Shifting power and funding to local areas will boost England’s economy by at least £80bn, according to council leaders.
But the Local Government Association (LGA) said this potential would only be realised if Government matches the devolution ambitions of towns, cities and counties and accepts that ‘local people will know best how to spend money and run services’.
Some 34 devolution proposals have been submitted to the Government ahead of the Spending Review. In order to bring greater balance to the economy, said the LGA, these areas need greater freedom to break down the barriers to growth.
In its own submission to the Spending Review, the LGA outlined a series of recommendations including the devolution of more than £60bn of growth, skills and infrastructure funding.
The Spending Review ‘should be about spending smarter, not only about spending less’, it said.
Cllr Gary Porter, LGA chairman, said: ‘Decades of centralised control over funding for local growth have failed to produce a more balanced economy. It is time to spend smarter on infrastructure to get maximum value from every public pound. This starts with a much more effective and efficient approach to investing in local growth.
‘The ability to improve transport links and digital connectivity would allow councils to boost our visitor economy which is worth £60bn to the UK each year and supports one in 10 jobs. An integrated transport system would also lead to less congestion, giving more choice to commuters and consumers and making a huge difference to helping businesses succeed and grow.

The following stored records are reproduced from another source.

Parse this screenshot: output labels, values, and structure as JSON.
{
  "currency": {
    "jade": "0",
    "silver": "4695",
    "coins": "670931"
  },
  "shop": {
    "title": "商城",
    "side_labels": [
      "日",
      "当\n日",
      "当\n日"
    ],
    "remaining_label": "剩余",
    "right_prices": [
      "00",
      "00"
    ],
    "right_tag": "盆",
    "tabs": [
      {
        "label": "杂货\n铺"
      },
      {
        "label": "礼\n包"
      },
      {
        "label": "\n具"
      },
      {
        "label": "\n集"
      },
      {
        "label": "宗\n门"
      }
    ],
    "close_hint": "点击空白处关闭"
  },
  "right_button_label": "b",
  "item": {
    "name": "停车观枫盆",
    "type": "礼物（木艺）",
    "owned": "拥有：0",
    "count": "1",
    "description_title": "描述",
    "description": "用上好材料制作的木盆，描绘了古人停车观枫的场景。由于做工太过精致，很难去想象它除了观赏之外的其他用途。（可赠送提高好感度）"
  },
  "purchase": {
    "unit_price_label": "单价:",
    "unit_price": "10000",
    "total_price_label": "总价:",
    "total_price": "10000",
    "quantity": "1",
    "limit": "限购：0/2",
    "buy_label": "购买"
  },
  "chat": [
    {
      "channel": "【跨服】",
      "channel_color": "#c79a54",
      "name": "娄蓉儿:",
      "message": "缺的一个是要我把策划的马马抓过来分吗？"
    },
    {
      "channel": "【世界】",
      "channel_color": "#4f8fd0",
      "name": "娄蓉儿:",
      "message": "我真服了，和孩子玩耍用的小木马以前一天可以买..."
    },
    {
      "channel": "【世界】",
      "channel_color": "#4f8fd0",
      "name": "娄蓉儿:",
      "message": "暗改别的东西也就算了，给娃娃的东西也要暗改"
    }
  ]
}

‘Devolving education and skills funding would allow them to ensure businesses can access a skilled workforce and avoid growing skills gaps costing almost £500bn in lost growth and lost tax by 2022.
‘Local leaders know their local economies best and hold the key to removing the obstacles limiting the productivity of businesses and holding back local growth. We need the Spending Review to hand us the fairer funding and powers to unleash the full potential of local businesses and economies.’